Sen. Chuck Grassley, R-Iowa, said on Wednesday in a news release that before Congress considers implementing the new NAFTA, the Trump administration should lift the steel and aluminum tariffs on Canada and Mexico. Grassley cited the research done by Hayes, noting that Iowa farmers need relief from Canadian, Mexican, and Chinese tariffs.

Dal Grooms, the communications director for the Iowa Pork Producers, said it supports the new trade deal, but officials are concerned that the tariffs are still in place, even after Trump signed the deal.

“As long as those tariffs stay in place, Mexico and Canada are both going to continue to put tariffs on U.S. pork,” Grooms said.

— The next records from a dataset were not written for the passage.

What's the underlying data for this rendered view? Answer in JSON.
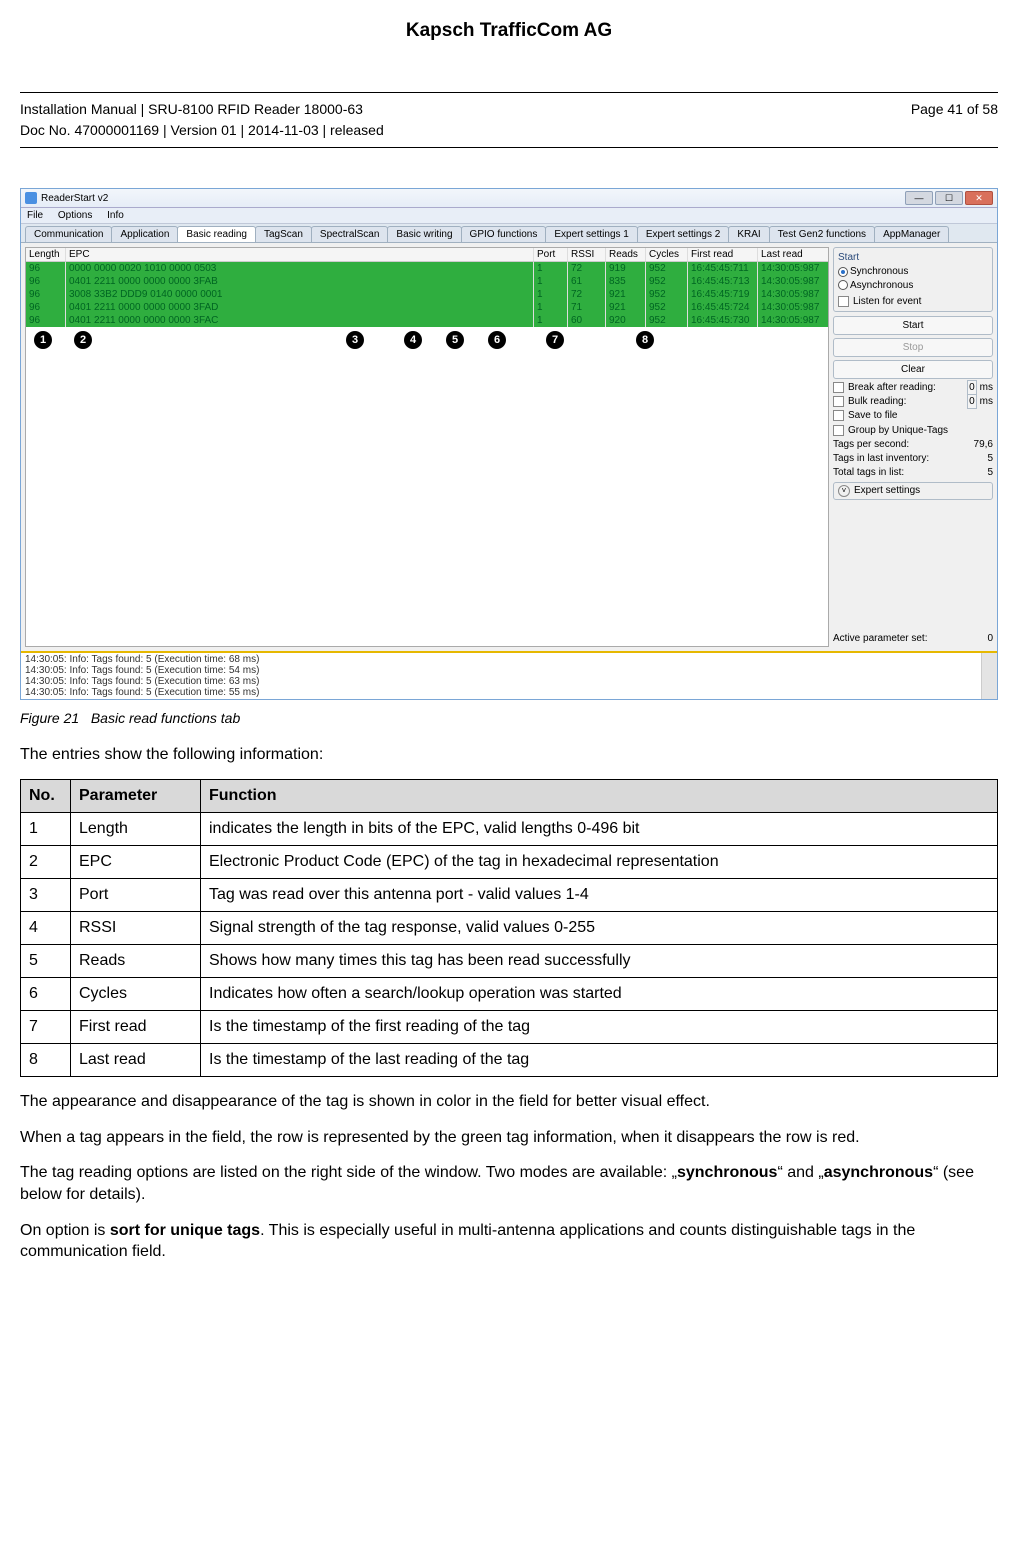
{
  "page_title": "Kapsch TrafficCom AG",
  "header": {
    "line1": "Installation Manual | SRU-8100 RFID Reader 18000-63",
    "line2": "Doc No. 47000001169 | Version 01 | 2014-11-03 | released",
    "page_of": "Page 41 of 58"
  },
  "screenshot": {
    "window_title": "ReaderStart v2",
    "menu": [
      "File",
      "Options",
      "Info"
    ],
    "tabs": [
      "Communication",
      "Application",
      "Basic reading",
      "TagScan",
      "SpectralScan",
      "Basic writing",
      "GPIO functions",
      "Expert settings 1",
      "Expert settings 2",
      "KRAI",
      "Test Gen2 functions",
      "AppManager"
    ],
    "active_tab_index": 2,
    "columns": [
      "Length",
      "EPC",
      "Port",
      "RSSI",
      "Reads",
      "Cycles",
      "First read",
      "Last read"
    ],
    "rows": [
      {
        "length": "96",
        "epc": "0000 0000 0020 1010 0000 0503",
        "port": "1",
        "rssi": "72",
        "reads": "919",
        "cycles": "952",
        "first": "16:45:45:711",
        "last": "14:30:05:987"
      },
      {
        "length": "96",
        "epc": "0401 2211 0000 0000 0000 3FAB",
        "port": "1",
        "rssi": "61",
        "reads": "835",
        "cycles": "952",
        "first": "16:45:45:713",
        "last": "14:30:05:987"
      },
      {
        "length": "96",
        "epc": "3008 33B2 DDD9 0140 0000 0001",
        "port": "1",
        "rssi": "72",
        "reads": "921",
        "cycles": "952",
        "first": "16:45:45:719",
        "last": "14:30:05:987"
      },
      {
        "length": "96",
        "epc": "0401 2211 0000 0000 0000 3FAD",
        "port": "1",
        "rssi": "71",
        "reads": "921",
        "cycles": "952",
        "first": "16:45:45:724",
        "last": "14:30:05:987"
      },
      {
        "length": "96",
        "epc": "0401 2211 0000 0000 0000 3FAC",
        "port": "1",
        "rssi": "60",
        "reads": "920",
        "cycles": "952",
        "first": "16:45:45:730",
        "last": "14:30:05:987"
      }
    ],
    "circle_labels": [
      "1",
      "2",
      "3",
      "4",
      "5",
      "6",
      "7",
      "8"
    ],
    "side": {
      "group_title": "Start",
      "sync_label": "Synchronous",
      "async_label": "Asynchronous",
      "listen_label": "Listen for event",
      "start_btn": "Start",
      "stop_btn": "Stop",
      "clear_btn": "Clear",
      "break_label": "Break after reading:",
      "break_val": "0",
      "ms": "ms",
      "bulk_label": "Bulk reading:",
      "bulk_val": "0",
      "save_label": "Save to file",
      "group_label": "Group by Unique-Tags",
      "tags_sec_label": "Tags per second:",
      "tags_sec_val": "79,6",
      "tags_inv_label": "Tags in last inventory:",
      "tags_inv_val": "5",
      "total_label": "Total tags in list:",
      "total_val": "5",
      "expert_label": "Expert settings",
      "active_set_label": "Active parameter set:",
      "active_set_val": "0"
    },
    "log_lines": [
      "14:30:05: Info: Tags found: 5 (Execution time: 68 ms)",
      "14:30:05: Info: Tags found: 5 (Execution time: 54 ms)",
      "14:30:05: Info: Tags found: 5 (Execution time: 63 ms)",
      "14:30:05: Info: Tags found: 5 (Execution time: 55 ms)"
    ]
  },
  "figure_caption_prefix": "Figure 21",
  "figure_caption_text": "Basic read functions tab",
  "intro_text": "The entries show the following information:",
  "table_headers": {
    "no": "No.",
    "param": "Parameter",
    "func": "Function"
  },
  "param_table": [
    {
      "no": "1",
      "param": "Length",
      "func": " indicates the length in bits of the EPC, valid lengths 0-496 bit"
    },
    {
      "no": "2",
      "param": "EPC",
      "func": "Electronic Product Code (EPC) of the tag in hexadecimal representation"
    },
    {
      "no": "3",
      "param": "Port",
      "func": "Tag was read over this antenna port -  valid values 1-4"
    },
    {
      "no": "4",
      "param": "RSSI",
      "func": "Signal strength of the tag response, valid values 0-255"
    },
    {
      "no": "5",
      "param": "Reads",
      "func": "Shows how many times this tag has been read successfully"
    },
    {
      "no": "6",
      "param": "Cycles",
      "func": "Indicates how often a search/lookup operation was started"
    },
    {
      "no": "7",
      "param": "First read",
      "func": "Is the timestamp of the first reading of the tag"
    },
    {
      "no": "8",
      "param": "Last read",
      "func": "Is the timestamp of the last reading of the tag"
    }
  ],
  "paragraphs": {
    "p1": "The appearance and disappearance of the tag is shown in color in the field for better visual effect.",
    "p2": "When a tag appears in the field, the row is represented by the green tag information, when it disappears the row is red.",
    "p3a": "The tag reading options are listed on the right side of the window. Two modes are available: „",
    "p3b": "synchronous",
    "p3c": "“ and „",
    "p3d": "asynchronous",
    "p3e": "“ (see below for details).",
    "p4a": "On option is ",
    "p4b": "sort for unique tags",
    "p4c": ". This is especially useful in multi-antenna applications and counts distinguishable tags in the communication field."
  }
}
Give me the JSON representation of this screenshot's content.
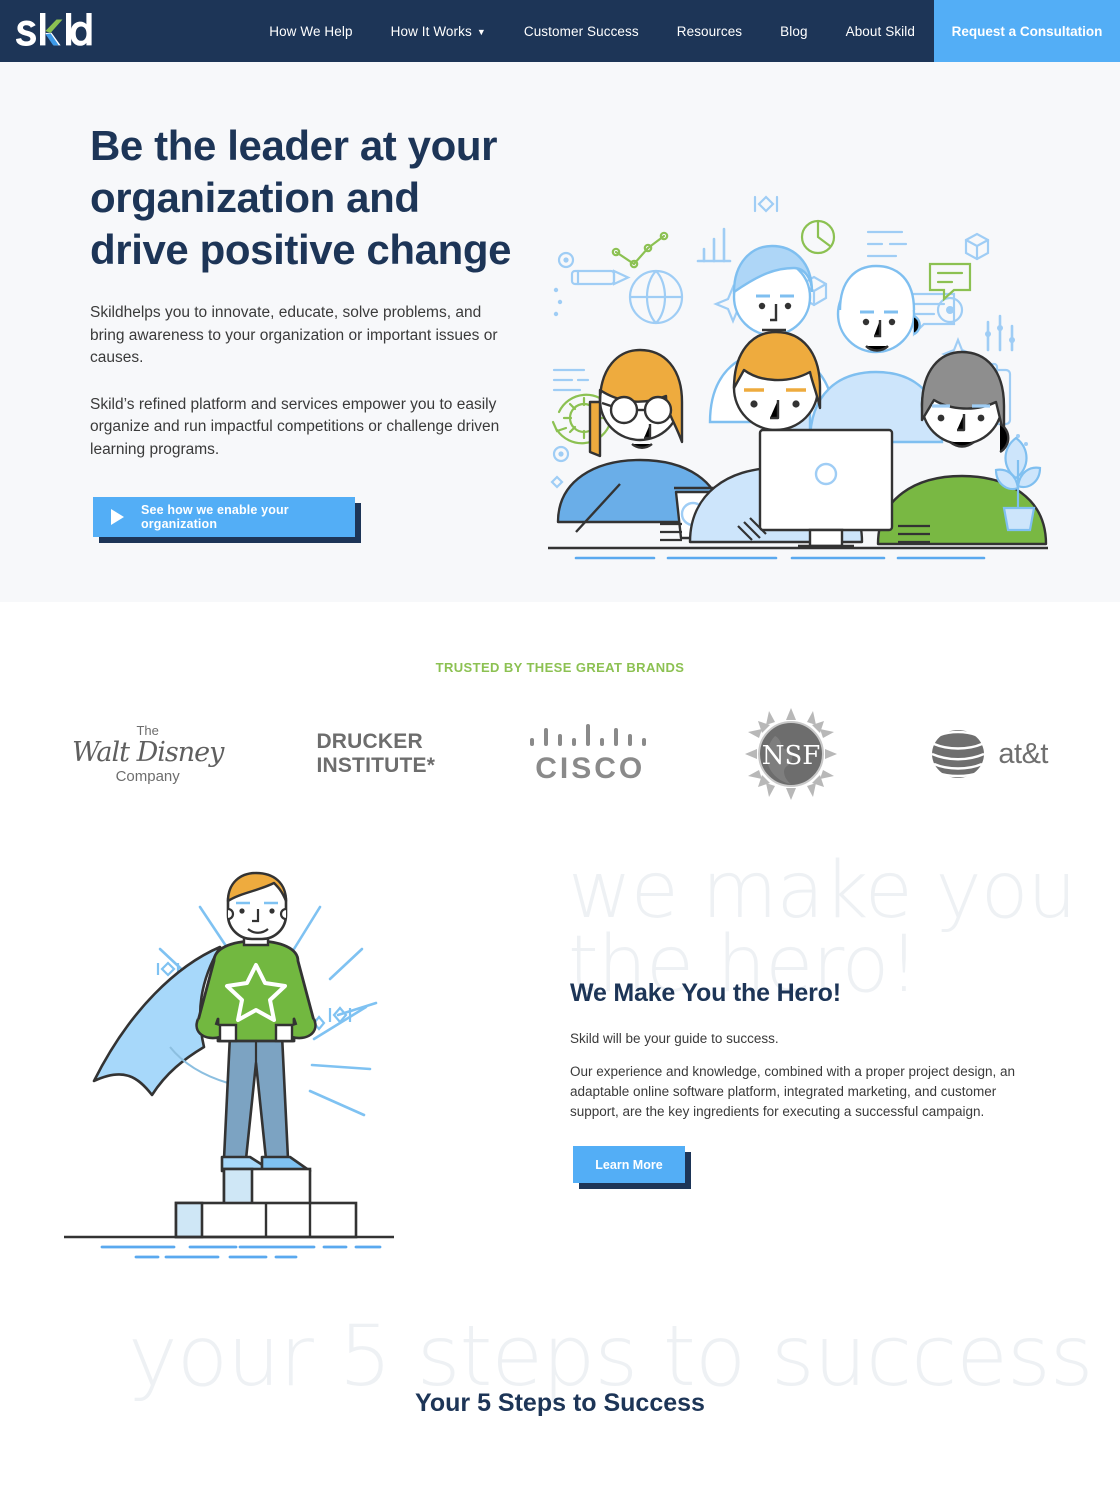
{
  "brand": {
    "name": "Skild",
    "navy": "#1d3557",
    "blue": "#53aef6",
    "green": "#8cc152"
  },
  "header": {
    "logo_text": "Skild",
    "nav": [
      {
        "label": "How We Help",
        "has_caret": false
      },
      {
        "label": "How It Works",
        "has_caret": true,
        "caret": "⌄"
      },
      {
        "label": "Customer Success",
        "has_caret": false
      },
      {
        "label": "Resources",
        "has_caret": false
      },
      {
        "label": "Blog",
        "has_caret": false
      },
      {
        "label": "About Skild",
        "has_caret": false
      }
    ],
    "cta": "Request a Consultation"
  },
  "hero": {
    "heading_line1": "Be the leader at your",
    "heading_line2": "organization and",
    "heading_line3": "drive positive change",
    "paragraph1": "Skildhelps you to innovate, educate, solve problems, and bring awareness to your organization or important issues or causes.",
    "paragraph2": "Skild’s refined platform and services empower you to easily organize and run impactful competitions or challenge driven learning programs.",
    "cta_label": "See how we enable your organization",
    "cta_icon": "play-icon",
    "illustration": "team-at-computer-illustration"
  },
  "brands": {
    "title": "TRUSTED BY THESE GREAT BRANDS",
    "logos": [
      {
        "name": "walt-disney-company-logo",
        "line1": "The",
        "line2": "Walt Disney",
        "line3": "Company"
      },
      {
        "name": "drucker-institute-logo",
        "line1": "DRUCKER",
        "line2": "INSTITUTE*"
      },
      {
        "name": "cisco-logo",
        "line1": "CISCO"
      },
      {
        "name": "nsf-logo",
        "line1": "NSF"
      },
      {
        "name": "att-logo",
        "line1": "at&t"
      }
    ]
  },
  "maker": {
    "watermark": "we make you\nthe hero!",
    "heading": "We Make You the Hero!",
    "paragraph1": "Skild will be your guide to success.",
    "paragraph2": "Our experience and knowledge, combined with a proper project design, an adaptable online software platform, integrated marketing, and customer support, are the key ingredients for executing a successful campaign.",
    "cta_label": "Learn More",
    "illustration": "superhero-on-podium-illustration"
  },
  "steps": {
    "watermark": "your 5 steps to success",
    "heading": "Your 5 Steps to Success"
  }
}
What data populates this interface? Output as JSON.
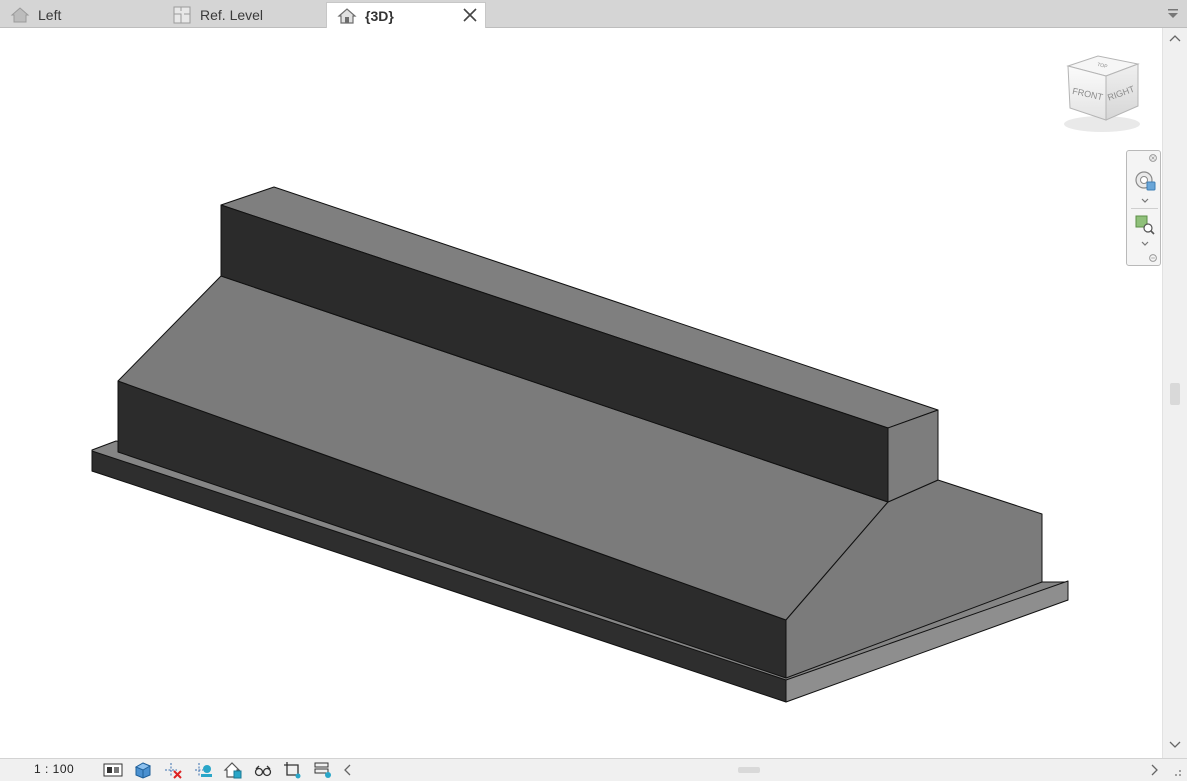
{
  "tabs": [
    {
      "label": "Left",
      "icon": "elevation-house-icon",
      "active": false
    },
    {
      "label": "Ref. Level",
      "icon": "floor-plan-icon",
      "active": false
    },
    {
      "label": "{3D}",
      "icon": "3d-house-icon",
      "active": true
    }
  ],
  "viewcube": {
    "front": "FRONT",
    "right": "RIGHT",
    "top": "TOP"
  },
  "navigation_bar": {
    "tools": [
      "full-navigation-wheel-icon",
      "zoom-region-icon"
    ]
  },
  "status_bar": {
    "scale": "1 : 100",
    "tools": [
      "detail-level-icon",
      "visual-style-icon",
      "sun-path-off-icon",
      "shadows-off-icon",
      "show-rendering-dialog-icon",
      "unlock-3d-view-icon",
      "crop-view-icon",
      "show-crop-region-icon"
    ]
  },
  "colors": {
    "tab_bar": "#d5d5d5",
    "active_tab": "#ffffff",
    "model_dark": "#2e2e2e",
    "model_mid": "#7c7c7c",
    "model_light": "#8a8a8a",
    "edge": "#111111",
    "status_bar": "#f0f0f0"
  }
}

She agrees that the new trade deal will not be able to repair the damage that the tariffs have done.

“We hope Congress ratifies [the new deal], and we hope the administration agrees to lift those tariffs,” Grooms said.

Mark Recker, a board member of the Iowa Corn Association and a corn and soybean farmer in northeast Iowa, said the steel and aluminum tariffs have raised prices on essential equipment to store grain and other metal equipment.

Recker said that because the new agreement has not yet passed Congress, he’s worried that Trump could completely withdraw from it, and then there would be no agreement among the three countries.

“The president has threatened to withdraw from the original NAFTA agreement, and that could create a very difficult situation for farmers because that could take away our ability to import or export products to Mexico and Canada,” Recker said. “We’d really like to see an agreement in place.”